在认识论上,求知即是对边界的超越。“意志的激活”意味着认知主体不再是被动的“白板”,而是带着批判和超越冲动的探索者。当你面对一个定义或一个命题,那个“非”字的闪现,就是你的认知意志被激活的标志。它拒绝被现成的答案所满足,拒绝停留在“是什么”的表层。这种否定性力量驱动着你:向内深挖,去审视定义是否粗糙,去发现被遮蔽的细节(“回到事实本身”)。向外突破,去追问原有框架的边界,去构想新的可能性(“寻找新的形式框架”)。因此,“非”作为意志的激活,就是求知欲的体现,是推动知识不断深化和范式革命的“永动机”。
在方法论上,思想即是辨析的艺术。
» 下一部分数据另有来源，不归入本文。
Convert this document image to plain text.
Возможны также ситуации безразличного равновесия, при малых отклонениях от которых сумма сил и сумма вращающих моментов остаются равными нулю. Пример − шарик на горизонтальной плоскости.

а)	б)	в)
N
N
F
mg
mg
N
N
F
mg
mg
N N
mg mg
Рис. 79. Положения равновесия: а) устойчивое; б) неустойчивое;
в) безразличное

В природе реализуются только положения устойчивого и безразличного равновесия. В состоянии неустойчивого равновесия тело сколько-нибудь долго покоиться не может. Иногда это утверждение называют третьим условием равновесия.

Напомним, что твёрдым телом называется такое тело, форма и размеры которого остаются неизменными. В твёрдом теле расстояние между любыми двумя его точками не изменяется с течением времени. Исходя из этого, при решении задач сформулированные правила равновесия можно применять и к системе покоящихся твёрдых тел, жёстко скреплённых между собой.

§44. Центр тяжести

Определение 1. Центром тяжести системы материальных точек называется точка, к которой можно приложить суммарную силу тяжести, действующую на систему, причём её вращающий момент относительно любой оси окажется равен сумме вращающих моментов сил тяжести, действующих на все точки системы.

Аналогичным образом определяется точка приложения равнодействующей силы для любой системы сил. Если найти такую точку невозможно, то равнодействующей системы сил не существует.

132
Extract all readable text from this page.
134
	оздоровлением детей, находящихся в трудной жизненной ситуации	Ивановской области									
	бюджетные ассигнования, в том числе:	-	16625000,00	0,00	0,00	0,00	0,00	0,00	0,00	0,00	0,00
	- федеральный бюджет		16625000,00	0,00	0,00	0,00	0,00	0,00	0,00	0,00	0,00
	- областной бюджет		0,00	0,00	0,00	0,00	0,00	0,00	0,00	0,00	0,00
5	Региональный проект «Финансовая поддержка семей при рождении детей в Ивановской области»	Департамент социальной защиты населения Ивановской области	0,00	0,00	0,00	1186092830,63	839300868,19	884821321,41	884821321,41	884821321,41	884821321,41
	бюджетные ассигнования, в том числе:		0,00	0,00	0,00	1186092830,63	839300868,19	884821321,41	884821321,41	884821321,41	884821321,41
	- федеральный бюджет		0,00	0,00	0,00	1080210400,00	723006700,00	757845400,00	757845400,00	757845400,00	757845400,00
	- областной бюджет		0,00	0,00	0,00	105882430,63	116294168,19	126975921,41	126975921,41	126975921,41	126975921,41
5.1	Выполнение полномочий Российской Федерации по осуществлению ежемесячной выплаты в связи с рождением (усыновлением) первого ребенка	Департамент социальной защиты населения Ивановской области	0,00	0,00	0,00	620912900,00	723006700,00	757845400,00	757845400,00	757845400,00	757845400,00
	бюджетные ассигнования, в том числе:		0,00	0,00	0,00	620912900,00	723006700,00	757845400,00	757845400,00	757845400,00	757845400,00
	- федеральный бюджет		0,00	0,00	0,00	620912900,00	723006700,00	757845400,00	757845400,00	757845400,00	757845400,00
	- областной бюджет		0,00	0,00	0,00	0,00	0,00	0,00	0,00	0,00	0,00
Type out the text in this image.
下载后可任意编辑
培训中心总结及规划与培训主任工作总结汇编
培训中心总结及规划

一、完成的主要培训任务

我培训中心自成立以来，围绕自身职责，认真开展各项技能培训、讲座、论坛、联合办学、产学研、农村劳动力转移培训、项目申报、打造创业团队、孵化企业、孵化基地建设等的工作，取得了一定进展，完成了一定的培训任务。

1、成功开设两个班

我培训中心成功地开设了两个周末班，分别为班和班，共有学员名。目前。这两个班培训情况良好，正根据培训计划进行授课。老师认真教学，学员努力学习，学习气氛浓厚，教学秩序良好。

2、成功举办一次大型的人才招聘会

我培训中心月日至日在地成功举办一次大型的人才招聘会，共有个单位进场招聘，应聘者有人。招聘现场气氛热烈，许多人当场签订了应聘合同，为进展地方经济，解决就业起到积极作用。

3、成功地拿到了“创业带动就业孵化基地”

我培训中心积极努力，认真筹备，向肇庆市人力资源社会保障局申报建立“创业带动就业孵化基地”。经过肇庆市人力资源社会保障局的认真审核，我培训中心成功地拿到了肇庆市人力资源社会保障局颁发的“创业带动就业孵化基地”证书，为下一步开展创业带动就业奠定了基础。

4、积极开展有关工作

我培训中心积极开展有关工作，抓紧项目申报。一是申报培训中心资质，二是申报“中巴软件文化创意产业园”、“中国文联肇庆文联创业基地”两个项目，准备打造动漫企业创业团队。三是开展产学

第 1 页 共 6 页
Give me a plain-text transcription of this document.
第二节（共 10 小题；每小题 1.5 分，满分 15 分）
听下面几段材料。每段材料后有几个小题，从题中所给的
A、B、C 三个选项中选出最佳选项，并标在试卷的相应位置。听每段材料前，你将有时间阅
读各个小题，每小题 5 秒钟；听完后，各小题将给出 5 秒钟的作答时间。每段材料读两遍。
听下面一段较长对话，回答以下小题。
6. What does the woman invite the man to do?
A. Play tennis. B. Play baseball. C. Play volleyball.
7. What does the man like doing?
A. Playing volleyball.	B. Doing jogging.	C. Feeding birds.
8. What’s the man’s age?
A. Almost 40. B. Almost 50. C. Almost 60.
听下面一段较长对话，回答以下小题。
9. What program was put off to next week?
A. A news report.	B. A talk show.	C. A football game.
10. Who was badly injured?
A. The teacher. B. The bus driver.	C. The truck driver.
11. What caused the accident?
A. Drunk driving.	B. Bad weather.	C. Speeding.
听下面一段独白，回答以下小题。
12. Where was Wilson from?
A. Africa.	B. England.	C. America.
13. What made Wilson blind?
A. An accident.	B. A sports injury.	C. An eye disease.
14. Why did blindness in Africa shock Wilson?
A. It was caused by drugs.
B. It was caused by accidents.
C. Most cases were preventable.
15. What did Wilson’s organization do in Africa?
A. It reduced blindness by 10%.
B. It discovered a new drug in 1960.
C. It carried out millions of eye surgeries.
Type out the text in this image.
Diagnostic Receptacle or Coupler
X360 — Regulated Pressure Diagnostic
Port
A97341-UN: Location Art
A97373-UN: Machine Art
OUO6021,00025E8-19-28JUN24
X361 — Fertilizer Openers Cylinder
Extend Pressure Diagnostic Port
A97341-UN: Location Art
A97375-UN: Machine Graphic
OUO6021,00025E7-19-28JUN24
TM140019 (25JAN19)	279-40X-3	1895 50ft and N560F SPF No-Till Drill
“意志的激活”意味着思想不是对规则的机械套用,而是一种充满创造性和辨析力的艺术。当“非”字出现,你就不再是运算规则下的一个执行者,而变成了规则的审视者和重构者。它要求我们在每一个具体的语境下,去辨析:这里的“非”究竟在否定什么?是在揭示内涵的丰富(你所说的第一种情况),还是在宣告形式的失效(你所说的第二种情况)?这种辨析不是凭空而来的,它源自于我们内心那种要“把事情搞清楚”、“不被蒙蔽”的意志。
正如辩学中的高手,正是凭借这股被激活的意志,才能在概念的丛林中劈开道路,让思想的活水流动起来。
“意志的激活”,为我们理解“非”找到了最终的根基:
在本体论上,它是让存在者保持鲜活、拒绝僵化的生命意志。
在认识论上,它是让认知不断深入、不断突破的求知意志。
在方法论上,它是让思想保持敏锐、精于辨析的批判意志。
“非”之所以能成为演进的动因,正是因为它背后站着这样一个活生生的、不安于现状的“意志”。它不断地说“不”,不是为了破坏,而是为了让更丰富的“是”得以显现。这种力量,正是我们不断逼近“如实生活”的唯一途径。